I know all the reasons why you might not wish to give even one edition of your product away for free. What’s needed is some Great Escape from this corner into which we have steadily painted ourselves to re-engage with the wider public. An event. A thing. An initiative. Something like the Oscars, that would be nice. The value of the Oscars to the film industry is that they come along once a year and remind people that they like going to the cinema. Or, if that’s too big, which it obviously is, what about National Record Store Day? This annual event takes advantage of the fact that record stores are something that everybody in the media has to be seen as being in favour of. It brings the idea of buying and owning records into focus. The difference with a Magazine Day is that this time you want to get over the point that you no longer need to go into a magazine shop to try a magazine, that all you need to do is tap a few times on your tablet and you could be enjoying a whole new magazine experience. But there has to be an enormous element of free. Buy one and get one free. Or buy none and get loads free because we finally understand that your attention is worth more than our product and we need to make our world porous again.

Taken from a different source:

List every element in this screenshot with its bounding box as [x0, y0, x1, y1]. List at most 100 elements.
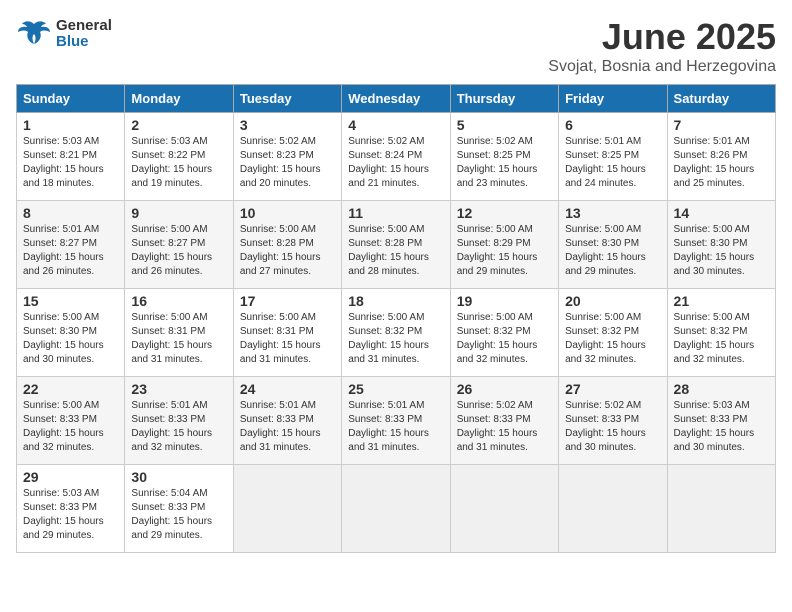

You could even have a national Doris day during which you could send a copy of the latest edition of your favourite magazine to a friend who you think might enjoy it. Anything that stands a chance of starting a fire on social media. I don’t know exactly what form it might take but I do know that these are desperate times. Now more than ever, we need Doris to the power of ten. Send up whatever she uses for a Bat Signal. We need Digital Doris.